2. Supplemental Oxygen
- High-flow oxygen reverses hypoxic vasoconstriction and usually leads to dramatic improvement within hours.
3. Portable Hyperbaric Chamber (Gamow bag)
- Simulates descent by increasing ambient pressure
- Provides "spectacular improvement" and buys time when descent is impossible
- Lightweight and used in remote locations
4. Pharmacological Treatment
| Drug | Role | Dose |
|---|
| Nifedipine (calcium channel blocker) | Treatment and prevention of HAPE | 30 mg SR every 12h OR 20 mg SR every 8h |
| Tadalafil (PDE-5 inhibitor) | Prevention of HAPE | 10 mg twice daily |
| Salmeterol (beta-2 agonist) | Prevention of HAPE | 125 mcg inhaled twice daily |
| Dexamethasone | Prevention of HAPE (78% reduction in incidence) | 8 mg once, then 4 mg every 6h for treatment |
- Goldman-Cecil Medicine, International Edition
- Harrison's Principles of Internal Medicine, 22nd Edition
Note on PDE-5 inhibitors: Tadalafil prophylaxis reduces HAPE risk by 65%. Dexamethasone reduces it by 78% - possibly via both NO enhancement and sympathetic dampening. However, PDE-5 inhibitors have no role in treating established AMS or HACE.
5. Position
- Sitting upright reduces venous return and pulmonary capillary pressure.
Prevention
- Slow, graded ascent - most important preventive measure (limit gain in sleeping altitude to ~300-500 m/day above 3,000 m, with a rest day every 3 days)

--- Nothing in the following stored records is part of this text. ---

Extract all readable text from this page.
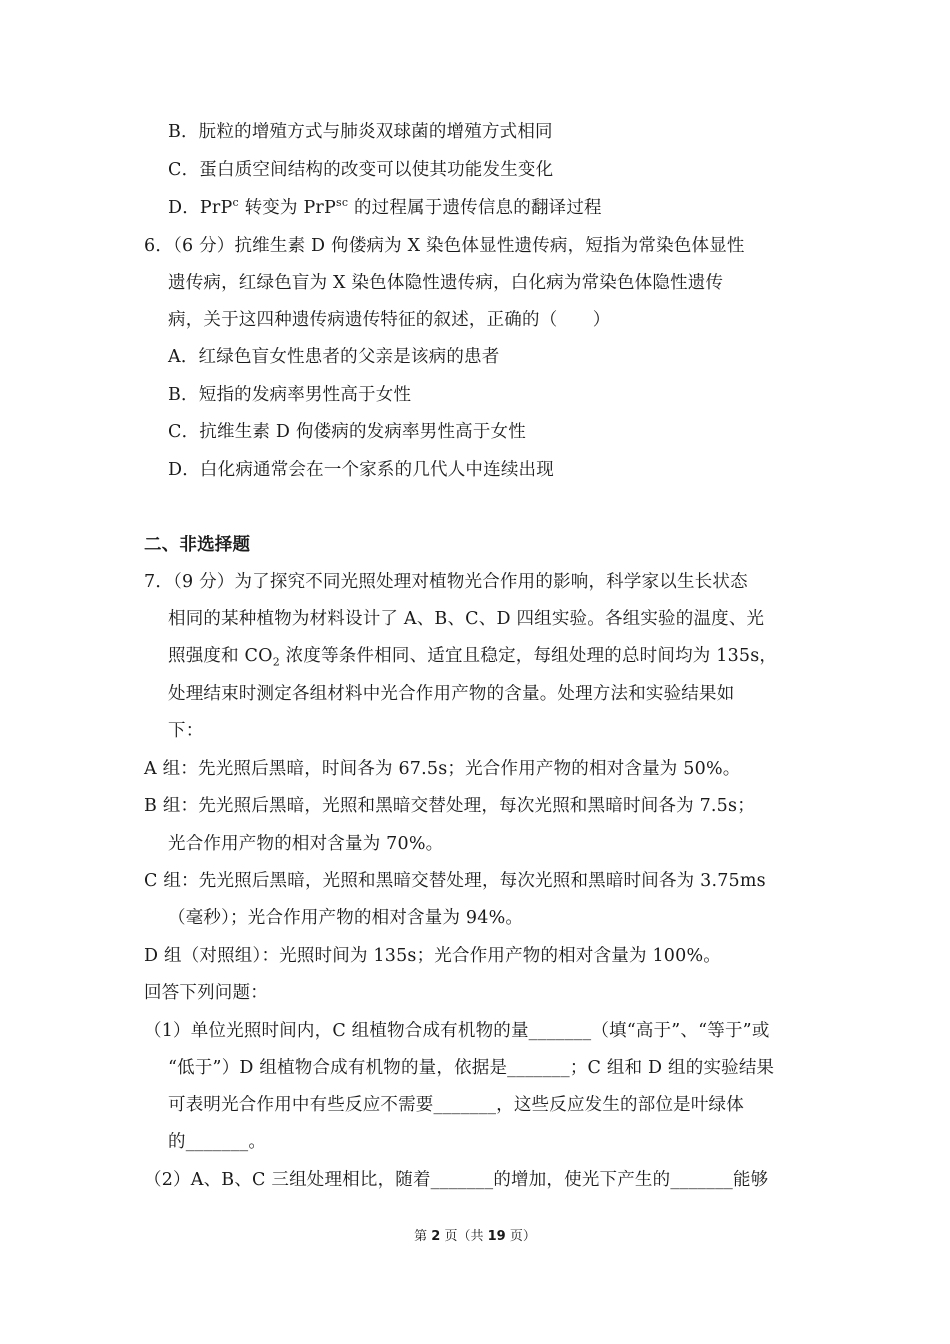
B．朊粒的增殖方式与肺炎双球菌的增殖方式相同
C．蛋白质空间结构的改变可以使其功能发生变化
D．PrP$^c$ 转变为 PrP$^{sc}$ 的过程属于遗传信息的翻译过程
6．（6 分）抗维生素 D 佝偻病为 X 染色体显性遗传病，短指为常染色体显性
遗传病，红绿色盲为 X 染色体隐性遗传病，白化病为常染色体隐性遗传
病，关于这四种遗传病遗传特征的叙述，正确的（　　）
A．红绿色盲女性患者的父亲是该病的患者
B．短指的发病率男性高于女性
C．抗维生素 D 佝偻病的发病率男性高于女性
D．白化病通常会在一个家系的几代人中连续出现
二、非选择题
7．（9 分）为了探究不同光照处理对植物光合作用的影响，科学家以生长状态
相同的某种植物为材料设计了 A、B、C、D 四组实验。各组实验的温度、光
照强度和 $CO_2$ 浓度等条件相同、适宜且稳定，每组处理的总时间均为 135s，
处理结束时测定各组材料中光合作用产物的含量。处理方法和实验结果如
下：
A 组：先光照后黑暗，时间各为 67.5s；光合作用产物的相对含量为 50%。
B 组：先光照后黑暗，光照和黑暗交替处理，每次光照和黑暗时间各为 7.5s；
光合作用产物的相对含量为 70%。
C 组：先光照后黑暗，光照和黑暗交替处理，每次光照和黑暗时间各为 3.75ms
（毫秒）；光合作用产物的相对含量为 94%。
D 组（对照组）：光照时间为 135s；光合作用产物的相对含量为 100%。
回答下列问题：
（1）单位光照时间内，C 组植物合成有机物的量_______（填“高于”、“等于”或
“低于”）D 组植物合成有机物的量，依据是_______；C 组和 D 组的实验结果
可表明光合作用中有些反应不需要_______，这些反应发生的部位是叶绿体
的_______。
（2）A、B、C 三组处理相比，随着_______的增加，使光下产生的_______能够
第 2 页（共 19 页）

- Avoid over-exertion in the first 48 hours at new altitude
- Pharmacological prophylaxis in HAPE-susceptible individuals: nifedipine, tadalafil, or salmeterol (see table above)

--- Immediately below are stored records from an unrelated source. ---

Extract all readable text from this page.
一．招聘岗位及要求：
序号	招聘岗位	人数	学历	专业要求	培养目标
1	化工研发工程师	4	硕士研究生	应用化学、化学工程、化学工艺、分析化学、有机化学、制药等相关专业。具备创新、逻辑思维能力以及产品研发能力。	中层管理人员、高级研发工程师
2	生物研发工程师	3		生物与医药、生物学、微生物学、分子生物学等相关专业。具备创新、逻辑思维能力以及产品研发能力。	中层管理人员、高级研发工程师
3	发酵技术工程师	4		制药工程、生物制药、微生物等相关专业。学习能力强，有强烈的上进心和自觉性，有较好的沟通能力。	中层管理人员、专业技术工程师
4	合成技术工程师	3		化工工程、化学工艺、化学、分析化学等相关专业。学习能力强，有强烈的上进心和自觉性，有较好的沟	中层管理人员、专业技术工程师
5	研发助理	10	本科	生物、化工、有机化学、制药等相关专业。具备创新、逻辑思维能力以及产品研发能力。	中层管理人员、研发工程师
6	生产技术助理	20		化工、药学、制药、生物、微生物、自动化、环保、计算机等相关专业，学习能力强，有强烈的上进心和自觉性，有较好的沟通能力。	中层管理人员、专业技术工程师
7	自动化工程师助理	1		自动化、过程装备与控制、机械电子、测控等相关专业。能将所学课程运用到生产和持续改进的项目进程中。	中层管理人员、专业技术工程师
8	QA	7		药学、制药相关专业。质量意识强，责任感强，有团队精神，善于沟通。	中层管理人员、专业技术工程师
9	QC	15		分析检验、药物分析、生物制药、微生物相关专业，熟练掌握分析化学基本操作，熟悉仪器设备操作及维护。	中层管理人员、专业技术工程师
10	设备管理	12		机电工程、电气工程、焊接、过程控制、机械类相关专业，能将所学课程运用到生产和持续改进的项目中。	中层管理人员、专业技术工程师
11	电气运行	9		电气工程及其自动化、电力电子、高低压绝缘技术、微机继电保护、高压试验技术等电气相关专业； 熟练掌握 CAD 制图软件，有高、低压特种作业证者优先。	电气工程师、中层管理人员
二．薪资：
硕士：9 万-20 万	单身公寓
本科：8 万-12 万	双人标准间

- Acetazolamide (125-250 mg twice daily) is primarily for AMS/HACE prevention, not HAPE - but is an important overall prophylactic drug for altitude illness
Key Distinguishing Points (vs. Cardiogenic Pulmonary Oedema)

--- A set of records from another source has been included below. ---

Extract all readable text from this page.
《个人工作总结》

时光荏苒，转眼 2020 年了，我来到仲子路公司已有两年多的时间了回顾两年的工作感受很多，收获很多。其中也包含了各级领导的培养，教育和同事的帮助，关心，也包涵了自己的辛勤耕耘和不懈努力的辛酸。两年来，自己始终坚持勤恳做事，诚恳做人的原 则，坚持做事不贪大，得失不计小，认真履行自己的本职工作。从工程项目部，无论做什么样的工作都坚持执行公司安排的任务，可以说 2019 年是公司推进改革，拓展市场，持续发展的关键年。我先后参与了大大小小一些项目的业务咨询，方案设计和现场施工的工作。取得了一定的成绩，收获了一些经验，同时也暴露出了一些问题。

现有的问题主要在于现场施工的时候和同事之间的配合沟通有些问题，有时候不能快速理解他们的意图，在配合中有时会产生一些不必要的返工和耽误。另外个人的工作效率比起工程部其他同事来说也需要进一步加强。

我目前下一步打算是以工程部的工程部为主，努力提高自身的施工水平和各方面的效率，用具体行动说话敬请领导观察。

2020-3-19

| Feature | HAPE | Cardiogenic PE |
|---|
| Pulmonary artery wedge pressure | Normal | Elevated |
| Kerley B lines | Absent | Present |
| Bat-wing appearance | Absent | Common |
| Cardiomegaly on CXR | Absent | Often present |
| Context | High altitude | Cardiac disease |
| ECG | RV strain | LV strain/ischaemia |
Recent Evidence (2024-2026)
- A 2024 review in Internal Medicine examines clinical and pathophysiological features of HAPE, including data from high-altitude studies in the Japanese population - highlighting reduced exercise tolerance and exaggerated hypoxic pulmonary vasoconstriction as the core mechanism.
- A 2026 review in Signal Transduction and Targeted Therapy (PMID 41571626) covers altitude hypoxia and hypoxaemia pathogenesis and management, including molecular targets.
- A 2025 pharmacological review (PMID 40516140) covers molecular and clinical insights into high-altitude physiology, including pharmacological interventions.
No recent meta-analyses or RCTs contradict standard management; descent + oxygen remain the cornerstone of treatment.